Demokrasi ve hukukun üstünlüğünün korunması ve atılacak her adımda bunlara özen gösterilmesi gerektiğine inanmaktayız. Bizi yönetenler millete mutlak şekilde güven vermelidir. Milleti ayrıştırıcı söylemlerden ve kışkırtmalardan da uzak durulması gerekmektedir.
En önemlisi de dış dünya ile köprülerin atılmamasıdır.
Sokağa çıkma yasağının da kesinlikle olmayacağının altını çizen Başbakan Yardımcısı Kurtulmuş’un konu ile ilgili açıklamalarını satır başları ile sizlerle paylaşmak istiyoruz:
*Olağanüstü hal millete karşı değil devletin hızlı hareket etmesi için ilan edildi.
*Mümkün olan en kısa sürede sona erdirmek istiyoruz. 30 gün, 45 gün içinde olağanüstü hal uygulamasının sona ermesini ve Türkiye’nin normalleşmesini hedefliyoruz.
*Çok hızlı hareket etmek zorundayız. Temel hak ve hürriyetlerin kısıtlanması, demokratik haklar kapsamında en ufak geri adım atılmayacak. Aynı zamanda serbest piyasa ekonomisinde sıkıntı olmayacak.
“Olağanüstü hal uygulanmasından başka partiye mensup olanlar ya da farklı siyasi düşüncelere sahip vatandaşlar olumsuz şekilde etkilenmeyecek.
*Dalgalanmalar oldu ama olağanüstü hal ilanıyla piyasalarda çok keskin ve şok etkisi olmadı.
*Fransa’nın yaptığı gibi bu süre içinde Avrupa İnsan Hakları Sözleşmesi askıya alınacak. Sözleşmenin 15. maddesine dayanarak bunu yapacağız ve deklare edeceğiz.
*Siyasi partiler arasındaki diyalog zeminin devam etmesi lazım. Bu darbeyi düzenleyenlerin hedefi Türkiye’yi geçiş sürecine sokmak değil doğrudan bölmekti.
*Rus uçağını vuran pilotlar konusunda yeni bilgiler ortaya çıkabilir şüphelerimiz var.
*Şehit sayımız 241. Bin 537 yaralımız var. 9 bin 194 kişi gözaltına alındı.
*Sokağa çıkma yasağı kesinlikle olmayacak.
*TSK’nin envanterinde hiç bir araç kaybı yok.

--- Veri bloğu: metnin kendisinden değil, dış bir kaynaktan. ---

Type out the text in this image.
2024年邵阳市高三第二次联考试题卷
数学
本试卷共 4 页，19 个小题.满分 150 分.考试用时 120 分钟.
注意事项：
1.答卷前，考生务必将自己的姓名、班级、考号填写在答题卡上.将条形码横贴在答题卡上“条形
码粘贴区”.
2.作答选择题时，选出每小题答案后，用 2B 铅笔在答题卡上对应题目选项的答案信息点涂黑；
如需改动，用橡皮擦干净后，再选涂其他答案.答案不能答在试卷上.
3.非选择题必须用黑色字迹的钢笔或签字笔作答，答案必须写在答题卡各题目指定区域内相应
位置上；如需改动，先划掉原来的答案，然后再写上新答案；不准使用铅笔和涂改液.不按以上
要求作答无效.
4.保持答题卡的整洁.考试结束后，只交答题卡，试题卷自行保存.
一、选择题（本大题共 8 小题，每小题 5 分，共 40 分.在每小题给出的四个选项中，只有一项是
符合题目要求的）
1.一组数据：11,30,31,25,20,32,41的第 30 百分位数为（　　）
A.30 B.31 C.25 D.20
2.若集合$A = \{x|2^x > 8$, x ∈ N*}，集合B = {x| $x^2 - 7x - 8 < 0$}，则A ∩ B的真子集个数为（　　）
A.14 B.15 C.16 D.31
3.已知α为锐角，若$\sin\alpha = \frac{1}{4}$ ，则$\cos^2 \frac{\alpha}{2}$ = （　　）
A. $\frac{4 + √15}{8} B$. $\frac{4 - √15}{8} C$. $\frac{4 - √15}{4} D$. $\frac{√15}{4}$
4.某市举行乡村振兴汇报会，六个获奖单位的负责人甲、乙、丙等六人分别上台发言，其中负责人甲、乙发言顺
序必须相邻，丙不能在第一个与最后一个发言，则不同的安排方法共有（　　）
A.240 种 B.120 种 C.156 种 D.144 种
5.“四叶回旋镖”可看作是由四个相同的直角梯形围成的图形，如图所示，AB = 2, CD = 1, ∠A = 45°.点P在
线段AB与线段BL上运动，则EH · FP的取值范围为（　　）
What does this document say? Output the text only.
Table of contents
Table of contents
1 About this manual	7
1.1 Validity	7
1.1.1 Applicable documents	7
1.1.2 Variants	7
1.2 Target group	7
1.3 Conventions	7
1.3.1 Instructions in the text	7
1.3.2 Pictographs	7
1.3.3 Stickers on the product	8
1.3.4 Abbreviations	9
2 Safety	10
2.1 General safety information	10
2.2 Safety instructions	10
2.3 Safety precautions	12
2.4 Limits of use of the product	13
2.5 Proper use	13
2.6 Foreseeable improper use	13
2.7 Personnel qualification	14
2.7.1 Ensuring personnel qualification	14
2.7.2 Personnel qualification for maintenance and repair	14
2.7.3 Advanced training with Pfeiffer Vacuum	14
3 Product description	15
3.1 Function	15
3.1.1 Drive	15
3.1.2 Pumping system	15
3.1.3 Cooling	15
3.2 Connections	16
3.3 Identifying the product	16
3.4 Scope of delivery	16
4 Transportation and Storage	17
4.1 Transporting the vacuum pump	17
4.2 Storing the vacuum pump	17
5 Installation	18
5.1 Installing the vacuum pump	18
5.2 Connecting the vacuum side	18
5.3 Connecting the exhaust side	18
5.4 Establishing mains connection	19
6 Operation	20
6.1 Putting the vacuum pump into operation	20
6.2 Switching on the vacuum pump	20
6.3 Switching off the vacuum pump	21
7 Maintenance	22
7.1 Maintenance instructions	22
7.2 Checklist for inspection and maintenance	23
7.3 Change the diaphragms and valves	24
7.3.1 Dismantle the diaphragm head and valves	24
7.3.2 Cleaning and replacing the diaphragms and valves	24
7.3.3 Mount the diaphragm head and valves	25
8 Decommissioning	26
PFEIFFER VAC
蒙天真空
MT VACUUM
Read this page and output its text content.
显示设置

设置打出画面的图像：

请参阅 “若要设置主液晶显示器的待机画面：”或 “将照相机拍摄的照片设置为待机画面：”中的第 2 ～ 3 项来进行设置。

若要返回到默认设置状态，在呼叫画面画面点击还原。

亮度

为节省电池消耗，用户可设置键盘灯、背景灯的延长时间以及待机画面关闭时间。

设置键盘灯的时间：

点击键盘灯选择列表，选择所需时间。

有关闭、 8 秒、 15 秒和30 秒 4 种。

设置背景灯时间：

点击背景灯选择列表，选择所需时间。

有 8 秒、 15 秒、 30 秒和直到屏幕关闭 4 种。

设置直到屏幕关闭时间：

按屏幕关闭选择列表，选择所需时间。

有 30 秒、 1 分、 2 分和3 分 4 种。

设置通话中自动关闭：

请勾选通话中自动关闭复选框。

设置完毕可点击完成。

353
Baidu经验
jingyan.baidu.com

*Aranan SAS komandoları var.
*Bölücü terörle mücadele en ufak zaafiyete uğramayacak. TSK’da personel sıkıntısı yok.
*Bu FETÖ terör örgütüdür. Cemaat denilsin istemiyoruz.
*Askeri okullar da dahil okullarda yeni düzenlemeye gidebiliriz.
*Yüksek Askeri Şura zamanında toplanacak. Olağanüstü hal YAŞ öncesinde de bir çok imkan veriyor.
*Fuat Avni’nin yakalandığını ümit ediyorum.
*Bu darbe girişiminin ardındaki dış bağlantılara bakıyoruz.